There was a time when hearing loss was simply considered to be an aspect of growing old, not unlike gray hair and wrinkles. That’s no longer the case. Medical professionals now know that when you have trouble hearing, there might be something more serious going on than just missing the sounds of barking dogs and singing birds.
According to Dr. Mary Anne Larkin, who has been taking care of patients at Advanced Hearing Care in Mount Pleasant since 1993, hearing loss is often an early warning sign that cardiovascular disease, dementia, diabetes or kidney disease could follow. In addition, she pointed out, untreated hearing loss puts a person at higher risk for depression, anxiety and relationship issues.
Which, she said, is why you should talk about your hearing problems with a trained audiologist rather than with a person who sells hearing aids for a living.
“If you have a hearing problem, we examine you in a health care context and not in a retail-oriented context,” Dr. Larkin explained. “We follow evidence-based scientific protocol when we test and treat our patients.”
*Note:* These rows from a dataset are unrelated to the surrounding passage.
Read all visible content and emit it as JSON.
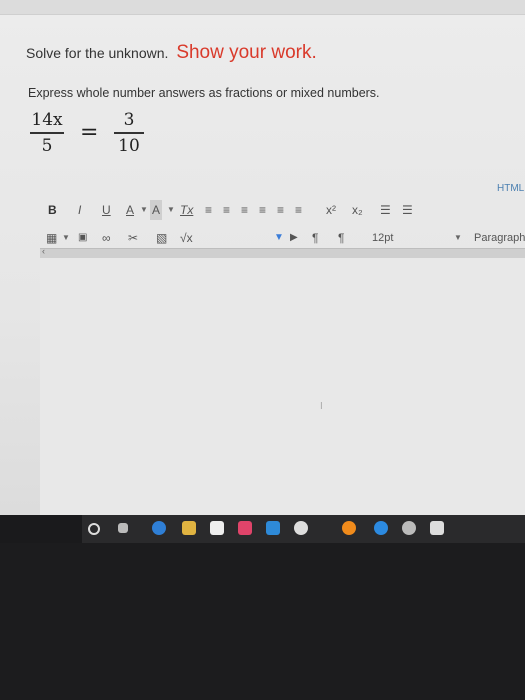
{
  "question": {
    "prefix": "Solve for the unknown.",
    "emphasis": "Show your work."
  },
  "instruction": "Express whole number answers as fractions or mixed numbers.",
  "equation": {
    "left_num": "14x",
    "left_den": "5",
    "sign": "=",
    "right_num": "3",
    "right_den": "10"
  },
  "editor": {
    "html_label": "HTML",
    "toolbar_row1": {
      "bold": "B",
      "italic": "I",
      "underline": "U",
      "font_color": "A",
      "bg_color": "A",
      "clear_format": "Tx",
      "superscript": "x²",
      "subscript": "x₂"
    },
    "toolbar_row2": {
      "font_size": "12pt",
      "format": "Paragraph"
    }
  },
  "colors": {
    "emphasis": "#d93a2b",
    "link": "#4a7fb0"
  }
}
In other words, Advanced Hearing Care does more than just sell and fit technologically advanced hearing aids. Dr. Larkin and her fellow audiologist, Dr. Lainey Bruhn, also provide hearing evaluations, a variety of tests to determine why you can’t hear as well as you would like to and rehabilitative and preventive counseling to help you deal with and improve your hearing situation.
Dr. Larkin pointed out that people lose their hearing for reasons other than hidden health problems. Their problems could be genetic, or they might be caused by playing music too loud or by participating in occupational or recreational activities such as playing in a band, mowing the lawn, hunting or target shooting.
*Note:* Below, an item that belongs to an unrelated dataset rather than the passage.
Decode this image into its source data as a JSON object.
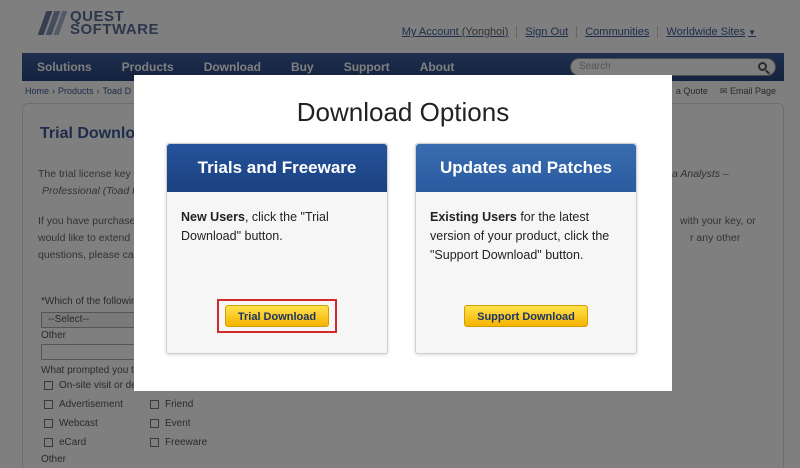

She added that hearing even can be affected by what you eat, citing five foods that enhance auditory health: omega 3 fats and vitamin D, which you can get by eating fish such as salmon, tuna, trout and sardines; anti-oxidants and folic acid, which are found in spinach, asparagus, beans, broccoli, eggs, liver and nuts ;magnesium, available in bananas, potatoes, artichokes and broccoli; zinc, which is found in dark chocolate and oysters; and vitamins C and E, which you can get from vegetables such as peppers and fruits such as oranges.
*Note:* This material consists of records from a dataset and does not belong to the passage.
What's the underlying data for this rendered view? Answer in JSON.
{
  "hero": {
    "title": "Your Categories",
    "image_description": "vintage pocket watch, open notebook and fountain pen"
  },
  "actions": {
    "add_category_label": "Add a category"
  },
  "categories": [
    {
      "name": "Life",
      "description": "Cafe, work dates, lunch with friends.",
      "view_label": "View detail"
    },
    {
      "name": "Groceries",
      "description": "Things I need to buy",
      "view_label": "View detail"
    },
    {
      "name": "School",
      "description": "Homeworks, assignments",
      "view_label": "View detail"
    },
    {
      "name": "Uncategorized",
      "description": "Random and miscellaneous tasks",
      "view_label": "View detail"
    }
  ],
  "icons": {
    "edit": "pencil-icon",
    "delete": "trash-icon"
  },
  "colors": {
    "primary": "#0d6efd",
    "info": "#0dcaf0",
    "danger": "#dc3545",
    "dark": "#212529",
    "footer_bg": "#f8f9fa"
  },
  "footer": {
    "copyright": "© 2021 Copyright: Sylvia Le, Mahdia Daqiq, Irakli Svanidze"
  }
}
“Eating a heart-smart diet can help,” Dr. Larkin commented. “We hear with our ears, and we process with our brain. Reduced hearing compromises your brain health. We want to keep our brains as sharp and alert as they can be.”
Regular checkups are also an important part of hearing health, according to Dr. Larkin. She said people should visit an audiologist at least every five years, and every three years after they reach their 55th birthday. Those who notice a decrease in hearing should check in for a checkup every year.
Those who notice a decrease in hearing should check in for a checkup every year. “People visit a health care professional for their eyes and teeth every year,” she said. “Why wait until you notice a problem to get your ears checked?”
“Don’t take your hearing for granted,” she concluded. “Once you lose it, it’s gone. It’s irreversible. Having a hearing checkup is all about making sure you are keeping your hearing working at its best.”